Selon une source du Financial Times, Rome cherche à entamer des négociations avec Téhéran sur ce sujet.

« Ce n’est absolument pas vrai. Nous ne négocions avec personne, nous ne négocions pas avec l’Iran sur la circulation des navires italiens par le détroit d’Ormuz », a déclaré Tajani sur la chaîne de télévision Rete4 vendredi.

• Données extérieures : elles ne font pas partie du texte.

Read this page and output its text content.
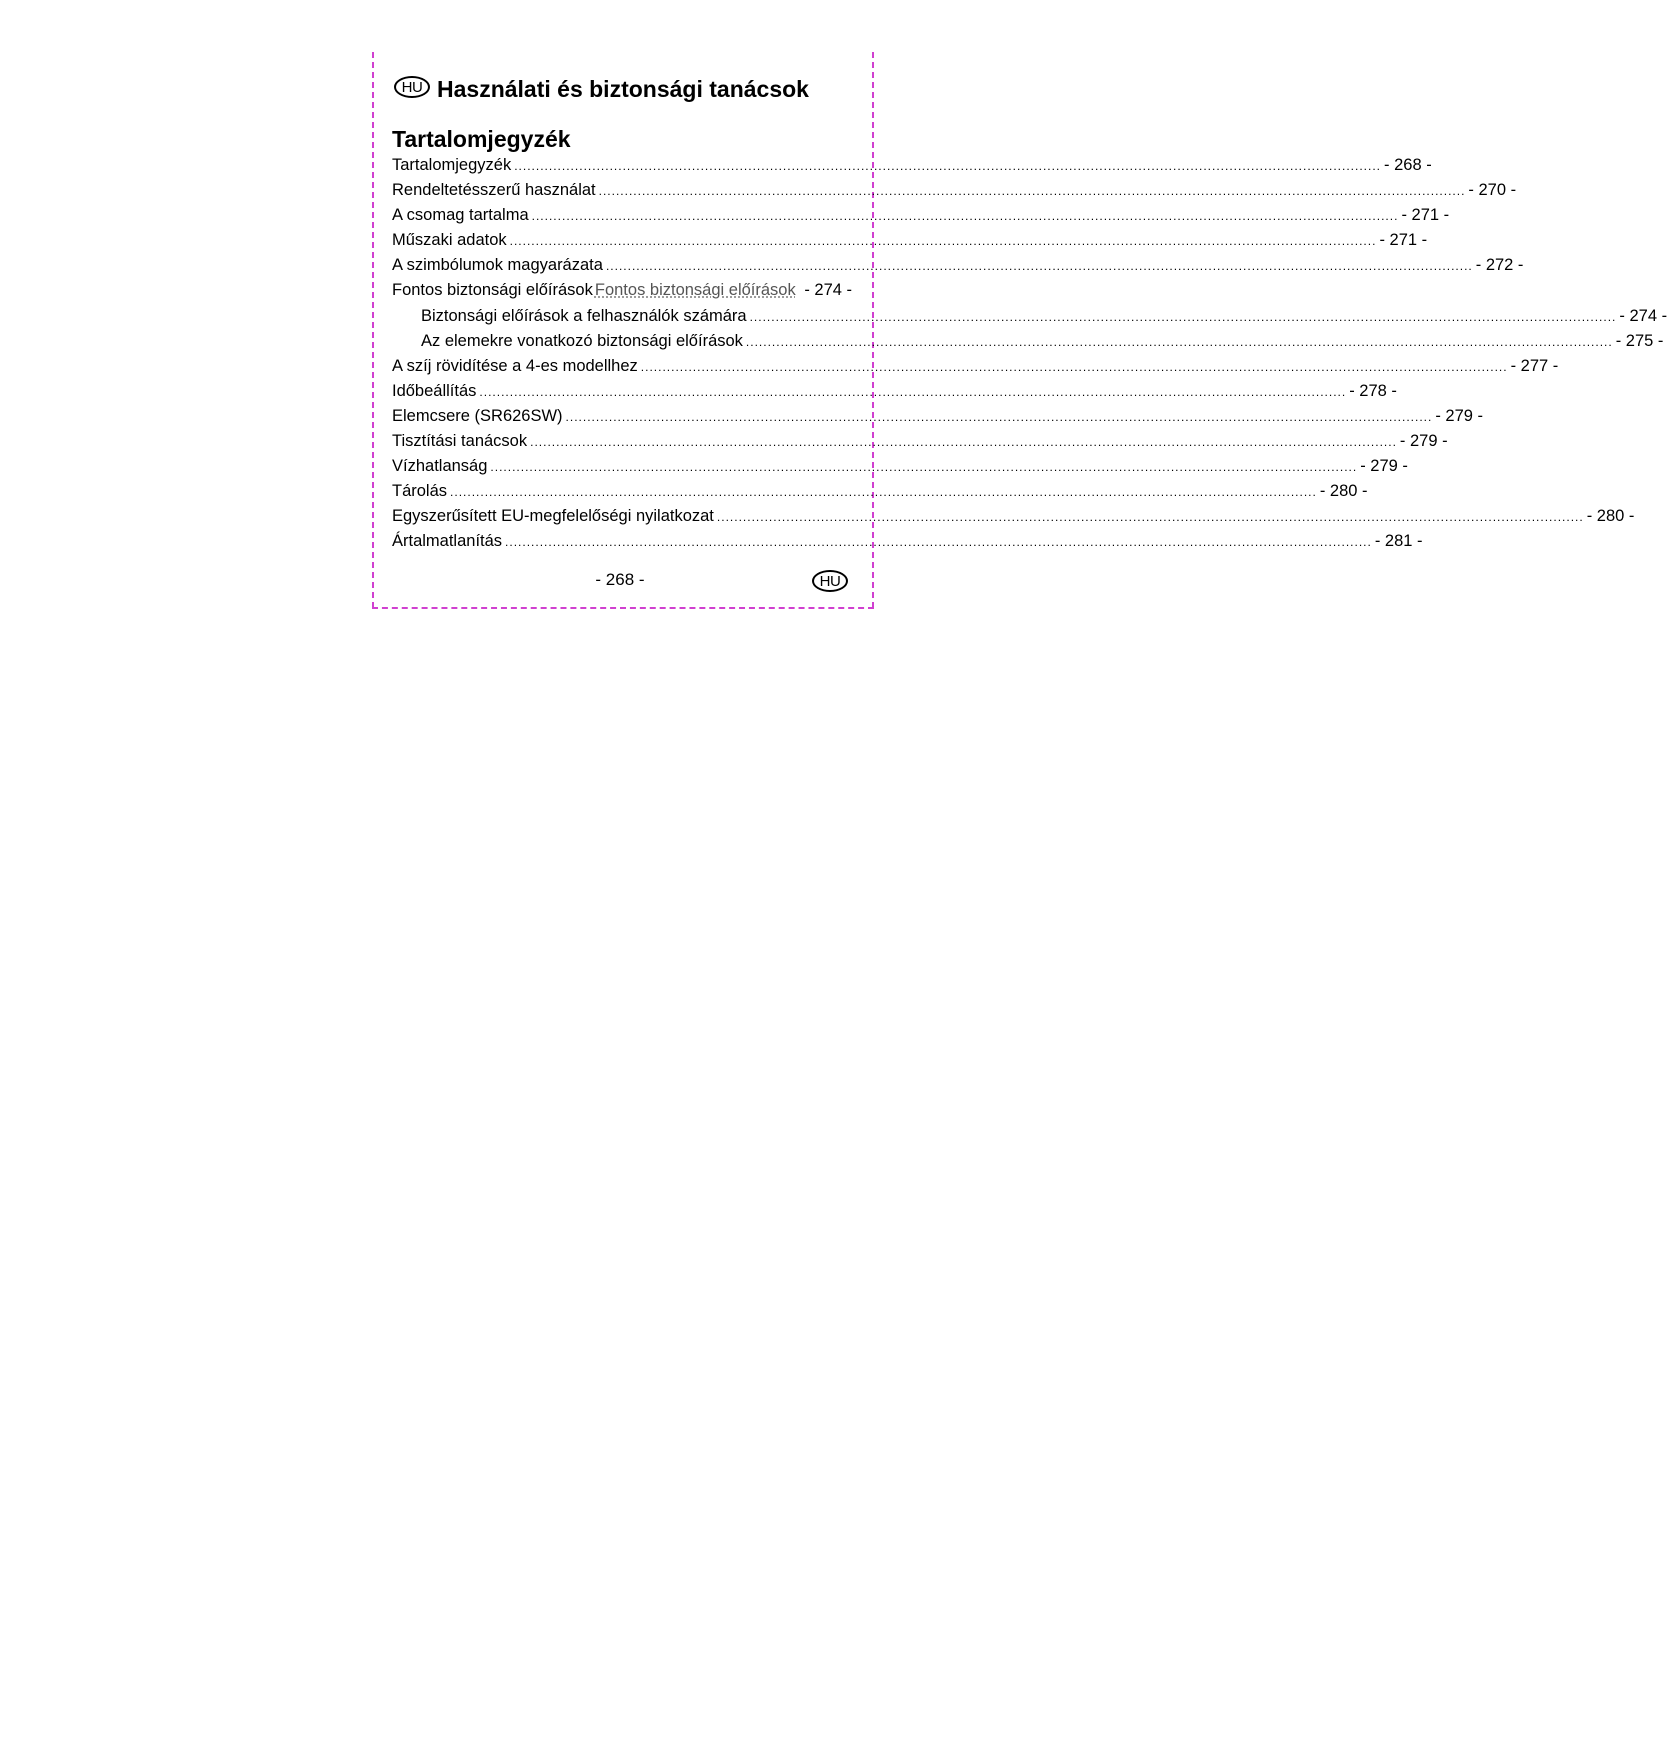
HU Használati és biztonsági tanácsok
Tartalomjegyzék
Tartalomjegyzék ........................................................................................................................................................................................................ - 268 -
Rendeltetésszerű használat ........................................................................................................................................................................................................ - 270 -
A csomag tartalma ........................................................................................................................................................................................................ - 271 -
Műszaki adatok ........................................................................................................................................................................................................ - 271 -
A szimbólumok magyarázata ........................................................................................................................................................................................................ - 272 -
Fontos biztonsági előírások Fontos biztonsági előírások - 274 -
Biztonsági előírások a felhasználók számára ........................................................................................................................................................................................................ - 274 -
Az elemekre vonatkozó biztonsági előírások ........................................................................................................................................................................................................ - 275 -
A szíj rövidítése a 4-es modellhez ........................................................................................................................................................................................................ - 277 -
Időbeállítás ........................................................................................................................................................................................................ - 278 -
Elemcsere (SR626SW) ........................................................................................................................................................................................................ - 279 -
Tisztítási tanácsok ........................................................................................................................................................................................................ - 279 -
Vízhatlanság ........................................................................................................................................................................................................ - 279 -
Tárolás ........................................................................................................................................................................................................ - 280 -
Egyszerűsített EU-megfelelőségi nyilatkozat ........................................................................................................................................................................................................ - 280 -
Ártalmatlanítás ........................................................................................................................................................................................................ - 281 -
- 268 -	HU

Il a expliqué que cette attitude avait été prise en particulier en tenant compte de la guerre qui se déroule dans la région.

Le ministre a ajouté que l'Italie continuait de s'efforcer d'encourager la dé-escalade dans la région.

Le journal italien Stampa, citant plusieurs sources de l'Union européenne, a rapporté que l'UE avait toujours ouvert des voies de communication diplomatiques avec l'Iran, même pendant la période la plus difficile à l'heure actuelle.

Cependant, selon certaines sources, ce n'est pas le moment propice pour mener des négociations bilatérales.

Plusieurs sources du journal ont préconisé une initiative ferme menée par l'ONU pour assurer la fluidité du trafic dans le détroit d'Ormuz.

Le 28 février, les États-Unis et Israël ont lancé des attaques contre plusieurs cibles en Iran, y compris à Téhéran, causant des dégâts et des victimes parmi les civils.

L'Iran a réagi en lançant des attaques contre des zones israéliennes et des installations militaires américaines au Moyen-Orient.

L'escalade des tensions autour de l'Iran a provoqué un blocus de facto du détroit d'Hormuz, la principale voie de transport de pétrole et de gaz naturel liquéfié des pays du Golfe Persique vers les marchés mondiaux.

Le blocus a également affecté les niveaux d'exportation et de production de pétrole dans la région.